Metí la foto en el expediente y, por si acaso, se lo pasé a Mistress Charalambides. Parecía que Cuello Alto estuviese acumulando energía para golpear a alguien y ese alguien era yo.

– No nos gustan los judíos ni la gente que hace perder el tiempo a los demás mientras los busca. Por cierto, tampoco me gusta que me llame Primo.

Le sonreí y, a continuación, a Mistress Charalambides.

– Me juego una pasta a que el presidente del Comité Olímpico de los Estados Unidos no ha puesto un pie en este estercolero -dije.

– ¿Otro judío de mierda?

– Será mejor que nos marchemos -dijo Mistress Charalambides.

– Puede que tenga razón -dije-. Aquí huele muy mal.

Inmediatamente, Cuello Alto me lanzó un derechazo, pero yo estaba en guardia y el puño, sembrado de cicatrices, me pasó silbando por la oreja como un saludo hitleriano perdido. Antes de lanzarme el fregadero de la cocina, debería haberme puesto a prueba con un golpe rápido. Ahora sabía de él todo lo que necesitaba… como boxeador, digo.

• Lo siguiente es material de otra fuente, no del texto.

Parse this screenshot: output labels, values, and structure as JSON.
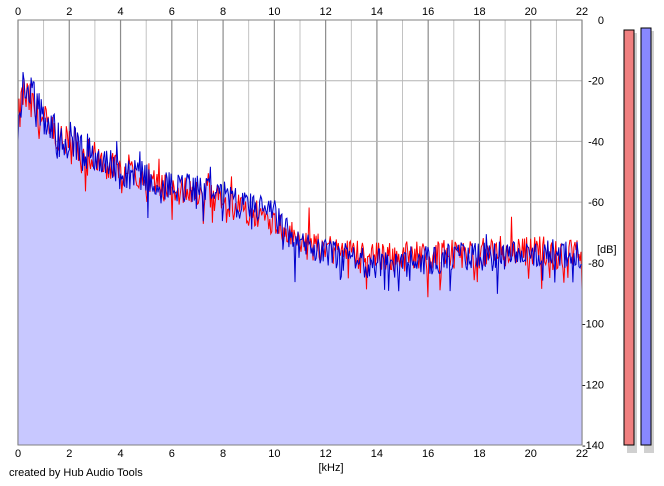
{
  "credit": "created by Hub Audio Tools",
  "colors": {
    "fill": "#c8c8ff",
    "left": "#ff0000",
    "right": "#0000cc",
    "grid": "#b4b4b4",
    "major_grid": "#8c8c8c",
    "meter_left": "#f08080",
    "meter_right": "#8888ff"
  },
  "chart_data": {
    "type": "area",
    "title": "",
    "xlabel": "[kHz]",
    "ylabel": "[dB]",
    "xlim": [
      0,
      22
    ],
    "ylim": [
      -140,
      0
    ],
    "x_ticks": [
      0,
      2,
      4,
      6,
      8,
      10,
      12,
      14,
      16,
      18,
      20,
      22
    ],
    "x_tick_labels": [
      "0",
      "2",
      "4",
      "6",
      "8",
      "10",
      "12",
      "14",
      "16",
      "18",
      "20",
      "22"
    ],
    "y_ticks": [
      0,
      -20,
      -40,
      -60,
      -80,
      -100,
      -120,
      -140
    ],
    "y_tick_labels": [
      "0",
      "-20",
      "-40",
      "-60",
      "-80",
      "-100",
      "-120",
      "-140"
    ],
    "grid": true,
    "x_axis_position": "top and bottom",
    "y_axis_position": "right",
    "series": [
      {
        "color": "red",
        "x": [
          0,
          0.2,
          0.5,
          0.8,
          1.0,
          1.5,
          2.0,
          2.5,
          3.0,
          3.5,
          4.0,
          4.5,
          5.0,
          5.5,
          6.0,
          6.5,
          7.0,
          7.5,
          8.0,
          8.5,
          9.0,
          9.5,
          10.0,
          10.5,
          11.0,
          11.5,
          12.0,
          12.5,
          13.0,
          13.5,
          14.0,
          14.5,
          15.0,
          15.5,
          16.0,
          16.5,
          17.0,
          17.5,
          18.0,
          18.5,
          19.0,
          19.5,
          20.0,
          20.5,
          21.0,
          21.5,
          22.0
        ],
        "values": [
          -35,
          -24,
          -28,
          -32,
          -34,
          -40,
          -42,
          -44,
          -46,
          -48,
          -50,
          -50,
          -52,
          -54,
          -56,
          -56,
          -57,
          -58,
          -60,
          -62,
          -63,
          -64,
          -66,
          -70,
          -73,
          -75,
          -75,
          -76,
          -77,
          -77,
          -78,
          -78,
          -78,
          -77,
          -78,
          -77,
          -77,
          -77,
          -77,
          -76,
          -76,
          -76,
          -76,
          -76,
          -77,
          -77,
          -77
        ]
      },
      {
        "color": "blue",
        "x": [
          0,
          0.2,
          0.5,
          0.8,
          1.0,
          1.5,
          2.0,
          2.5,
          3.0,
          3.5,
          4.0,
          4.5,
          5.0,
          5.5,
          6.0,
          6.5,
          7.0,
          7.5,
          8.0,
          8.5,
          9.0,
          9.5,
          10.0,
          10.5,
          11.0,
          11.5,
          12.0,
          12.5,
          13.0,
          13.5,
          14.0,
          14.5,
          15.0,
          15.5,
          16.0,
          16.5,
          17.0,
          17.5,
          18.0,
          18.5,
          19.0,
          19.5,
          20.0,
          20.5,
          21.0,
          21.5,
          22.0
        ],
        "values": [
          -38,
          -20,
          -25,
          -30,
          -32,
          -38,
          -40,
          -43,
          -45,
          -47,
          -50,
          -51,
          -52,
          -54,
          -55,
          -55,
          -56,
          -57,
          -58,
          -60,
          -61,
          -62,
          -64,
          -70,
          -74,
          -76,
          -77,
          -78,
          -79,
          -80,
          -80,
          -81,
          -80,
          -79,
          -79,
          -79,
          -78,
          -78,
          -78,
          -78,
          -78,
          -78,
          -77,
          -77,
          -77,
          -78,
          -78
        ]
      }
    ],
    "level_meters": [
      {
        "channel": "left",
        "level_db": -4
      },
      {
        "channel": "right",
        "level_db": -3
      }
    ]
  }
}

Era un hombre para el equipo del rincón, no para el ring. En mi época de comisario de la brigada criminal, un sargento, púgil muy experto, me había enseñado un par de cosas: lo suficiente para evitar peligros. La mitad de la victoria consiste en esquivar los golpes. A August Krichbaum lo había tumbado un puñetazo afortunado… o desafortunado, según el lado desde el que se mirase. Por eso esperaba ser capaz de medirme y no machacar a Cuello Alto más de lo necesario. Volvió a intentar un derechazo y volvió a fallar. Hasta el momento, yo lo estaba haciendo bien.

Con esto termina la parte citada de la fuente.